- چھوٹے نواب
- Directed by: Iqbal Akhtar
- Written by: Agha Hassan Imtisal
- Produced by: Begum Ahad Malik
- Starring: Babra Sharif; Shahid; Neelo; Waheed Murad; Bindiya;
- Music by: Nazir Ali
- Distributed by: Gala Colour
- Release date: 14 March 1980;
- Running time: 150 minutes
- Country: Pakistan
- Language: Urdu

= Chotay Nawab =

Pakistani film

Chotay Nawab is a 1980 Pakistani film it written by Agha Hassan Imtisal and directed by Iqbal Akhtar it was produced by Begum Ahad Malik. It stars Babra Sharif, Shahid, Neelo, Waheed Murad and Bindiya in leading roles.

== Synopsis ==
Chotay Nawab Saleem Mirza (Shahid) is a pampered young man who spend his ancestral money on his friends to stay relevant the glory of Nawabs. Due to his brat nature, he lost his mansion to Saith Amjad. Later he begins to like his daughter Rabia (Babra) but she is not interested in him due to his childish nature. Jaani (Waheed) a close friend of Rabia begins to like her friend Najma (Neelo) meanwhile Rabia and Najma's wealthy friend (Bindiya) encourages them to married the man they like.

== Cast ==
- Babra Sharif as Rabia Begum
- Shahid as Chotay Nawab Saleem Mirza
- Neelo as Najma
- Waheed Murad as Jaani
- Bindiya as Natalia
- Mehboob Alam as Hanif
- Khalid Saleem Mota as Khalid
- Kamal Irani as Saith Amjad
- Saqi as Munshi Kamal
- Ibrahim Nafees as Nawab Hashmat
- Najma Mehboob as Najma's mother
- Masood Akhtar as Dr.

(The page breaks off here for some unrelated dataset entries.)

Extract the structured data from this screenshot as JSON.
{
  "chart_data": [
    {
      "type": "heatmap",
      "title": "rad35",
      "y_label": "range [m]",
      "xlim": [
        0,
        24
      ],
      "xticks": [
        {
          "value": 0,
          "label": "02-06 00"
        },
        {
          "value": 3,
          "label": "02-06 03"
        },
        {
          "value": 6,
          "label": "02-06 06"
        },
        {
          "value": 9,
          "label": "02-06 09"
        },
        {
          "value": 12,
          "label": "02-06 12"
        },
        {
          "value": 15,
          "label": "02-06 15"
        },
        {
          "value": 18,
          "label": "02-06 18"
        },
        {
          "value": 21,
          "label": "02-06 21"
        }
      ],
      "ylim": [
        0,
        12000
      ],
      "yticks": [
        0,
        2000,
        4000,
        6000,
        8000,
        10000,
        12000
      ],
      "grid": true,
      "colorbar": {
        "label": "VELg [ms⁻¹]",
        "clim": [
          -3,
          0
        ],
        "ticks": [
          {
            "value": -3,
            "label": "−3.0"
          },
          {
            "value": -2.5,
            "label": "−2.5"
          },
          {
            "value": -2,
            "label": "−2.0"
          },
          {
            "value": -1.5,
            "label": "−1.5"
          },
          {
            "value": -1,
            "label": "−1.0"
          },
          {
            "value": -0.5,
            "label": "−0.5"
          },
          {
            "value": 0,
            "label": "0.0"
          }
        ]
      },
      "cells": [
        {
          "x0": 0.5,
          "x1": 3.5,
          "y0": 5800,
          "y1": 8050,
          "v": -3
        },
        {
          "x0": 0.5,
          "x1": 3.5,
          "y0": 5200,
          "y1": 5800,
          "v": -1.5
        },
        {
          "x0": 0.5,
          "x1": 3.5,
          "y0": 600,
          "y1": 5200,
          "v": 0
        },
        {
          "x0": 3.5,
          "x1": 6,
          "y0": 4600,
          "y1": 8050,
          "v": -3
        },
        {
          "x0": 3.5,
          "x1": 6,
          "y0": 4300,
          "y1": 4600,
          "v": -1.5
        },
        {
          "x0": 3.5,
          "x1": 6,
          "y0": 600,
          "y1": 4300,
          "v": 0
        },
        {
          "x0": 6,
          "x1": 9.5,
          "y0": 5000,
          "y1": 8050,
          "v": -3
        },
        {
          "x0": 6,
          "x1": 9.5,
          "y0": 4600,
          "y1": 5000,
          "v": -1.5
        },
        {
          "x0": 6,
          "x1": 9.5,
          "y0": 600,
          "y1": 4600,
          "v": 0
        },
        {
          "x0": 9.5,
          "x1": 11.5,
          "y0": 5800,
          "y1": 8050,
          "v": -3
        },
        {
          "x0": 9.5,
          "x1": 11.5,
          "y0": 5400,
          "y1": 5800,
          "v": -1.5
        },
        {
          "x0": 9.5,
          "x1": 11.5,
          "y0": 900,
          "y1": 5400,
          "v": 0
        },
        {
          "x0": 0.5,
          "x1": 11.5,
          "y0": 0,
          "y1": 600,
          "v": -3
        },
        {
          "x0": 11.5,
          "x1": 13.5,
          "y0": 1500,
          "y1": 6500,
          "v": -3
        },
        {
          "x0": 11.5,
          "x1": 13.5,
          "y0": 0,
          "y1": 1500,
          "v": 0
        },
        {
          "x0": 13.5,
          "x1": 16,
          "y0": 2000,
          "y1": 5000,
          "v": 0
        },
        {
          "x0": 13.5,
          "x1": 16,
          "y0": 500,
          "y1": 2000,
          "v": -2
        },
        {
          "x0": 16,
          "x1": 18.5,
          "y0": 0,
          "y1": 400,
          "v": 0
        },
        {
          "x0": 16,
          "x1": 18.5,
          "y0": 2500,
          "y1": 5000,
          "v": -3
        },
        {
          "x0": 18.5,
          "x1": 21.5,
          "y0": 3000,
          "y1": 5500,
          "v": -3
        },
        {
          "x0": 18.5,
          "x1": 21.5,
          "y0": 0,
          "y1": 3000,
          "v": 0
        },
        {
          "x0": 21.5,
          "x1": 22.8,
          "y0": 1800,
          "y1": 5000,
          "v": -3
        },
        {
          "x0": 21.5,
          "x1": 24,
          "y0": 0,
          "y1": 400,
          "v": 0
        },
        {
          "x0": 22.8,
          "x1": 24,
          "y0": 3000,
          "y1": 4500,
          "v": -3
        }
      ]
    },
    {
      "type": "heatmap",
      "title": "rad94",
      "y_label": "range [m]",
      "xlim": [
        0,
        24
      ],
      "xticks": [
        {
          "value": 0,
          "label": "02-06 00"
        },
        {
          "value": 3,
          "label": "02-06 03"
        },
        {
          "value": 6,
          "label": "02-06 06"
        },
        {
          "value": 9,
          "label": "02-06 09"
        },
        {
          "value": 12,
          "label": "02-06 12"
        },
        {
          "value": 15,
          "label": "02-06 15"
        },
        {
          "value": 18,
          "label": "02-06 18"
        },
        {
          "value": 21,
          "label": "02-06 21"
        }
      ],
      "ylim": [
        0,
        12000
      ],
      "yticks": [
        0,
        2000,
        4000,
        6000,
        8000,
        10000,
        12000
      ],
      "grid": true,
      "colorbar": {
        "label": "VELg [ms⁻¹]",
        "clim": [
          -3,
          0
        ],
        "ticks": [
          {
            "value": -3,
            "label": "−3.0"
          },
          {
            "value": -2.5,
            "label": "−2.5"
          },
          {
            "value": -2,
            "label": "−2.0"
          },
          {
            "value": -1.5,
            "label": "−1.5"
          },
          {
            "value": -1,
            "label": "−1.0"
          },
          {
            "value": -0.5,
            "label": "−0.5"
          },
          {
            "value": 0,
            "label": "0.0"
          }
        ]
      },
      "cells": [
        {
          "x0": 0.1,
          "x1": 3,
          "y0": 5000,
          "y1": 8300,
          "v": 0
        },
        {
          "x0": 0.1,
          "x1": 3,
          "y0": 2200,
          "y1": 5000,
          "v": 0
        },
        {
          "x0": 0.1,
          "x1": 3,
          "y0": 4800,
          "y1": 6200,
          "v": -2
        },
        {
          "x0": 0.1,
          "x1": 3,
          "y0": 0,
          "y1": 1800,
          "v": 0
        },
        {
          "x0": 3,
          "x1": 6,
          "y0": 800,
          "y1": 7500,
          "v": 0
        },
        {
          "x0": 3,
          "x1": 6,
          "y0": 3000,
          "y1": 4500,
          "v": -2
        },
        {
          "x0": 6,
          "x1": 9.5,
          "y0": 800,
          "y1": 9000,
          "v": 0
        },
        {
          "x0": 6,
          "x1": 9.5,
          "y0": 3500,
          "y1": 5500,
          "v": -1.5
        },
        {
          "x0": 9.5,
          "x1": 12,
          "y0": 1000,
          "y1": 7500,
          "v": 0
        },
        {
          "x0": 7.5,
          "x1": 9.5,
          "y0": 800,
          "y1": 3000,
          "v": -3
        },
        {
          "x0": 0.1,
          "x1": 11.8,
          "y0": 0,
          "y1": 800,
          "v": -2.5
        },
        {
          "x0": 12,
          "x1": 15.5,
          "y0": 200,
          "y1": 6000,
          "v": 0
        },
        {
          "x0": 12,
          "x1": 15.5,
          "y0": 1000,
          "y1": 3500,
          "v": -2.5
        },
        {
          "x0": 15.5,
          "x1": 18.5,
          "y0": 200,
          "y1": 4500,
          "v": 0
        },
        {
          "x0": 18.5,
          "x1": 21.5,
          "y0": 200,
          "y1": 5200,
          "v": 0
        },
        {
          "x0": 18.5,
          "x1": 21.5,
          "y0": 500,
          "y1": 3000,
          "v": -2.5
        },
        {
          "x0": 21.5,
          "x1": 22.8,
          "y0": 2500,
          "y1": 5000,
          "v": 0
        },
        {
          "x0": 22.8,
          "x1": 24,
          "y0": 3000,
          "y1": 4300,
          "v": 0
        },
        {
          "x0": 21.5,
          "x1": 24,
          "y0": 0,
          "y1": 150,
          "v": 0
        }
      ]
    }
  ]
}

Khan
- Mohammad Hanif Azad as Yousuf
- Shah Nawaz Ghumman as Fayyaz

== Music ==

Chotay Nawab
| No. | Title | Singer (s) | Length |
|---|---|---|---|
| 1. | "Ghor Say Dekho Dunya Ko, Har Insan Kay Chehray 2" | Naheed Akhtar | 5:30 |
| 2. | "Ham Sar Ko Jhukayen Gay Darr-e-Yaar Kay Aagay" | Rajab Ali & Masood Rana & Samar Iqbal | 3:00 |
| 3. | "Jab Tak Yeh Dunya Rahay Gi, Tujhay Pyar Main Karti Rahun Gi" | Naheed Akhtar | 2:30 |
| 4. | "Koi Na Dekhay Ham Ko Sanam" | Naheed Akhtar | 3:45 |
| 5. | "La Day Ray Mohay Lal Chuniria" | Mehnaz Begum & Rajab Ali | 4:00 |
| 6. | "Mil Geyi Pyar Ko Zindgani, Dil Diya Aap Nay Mehrbani" | A. Nayyar & Naheed Akhtar | 3:00 |

== Reception ==
The film was released on 14 March 1980, and it was a Silver Jubilee hit at the box office.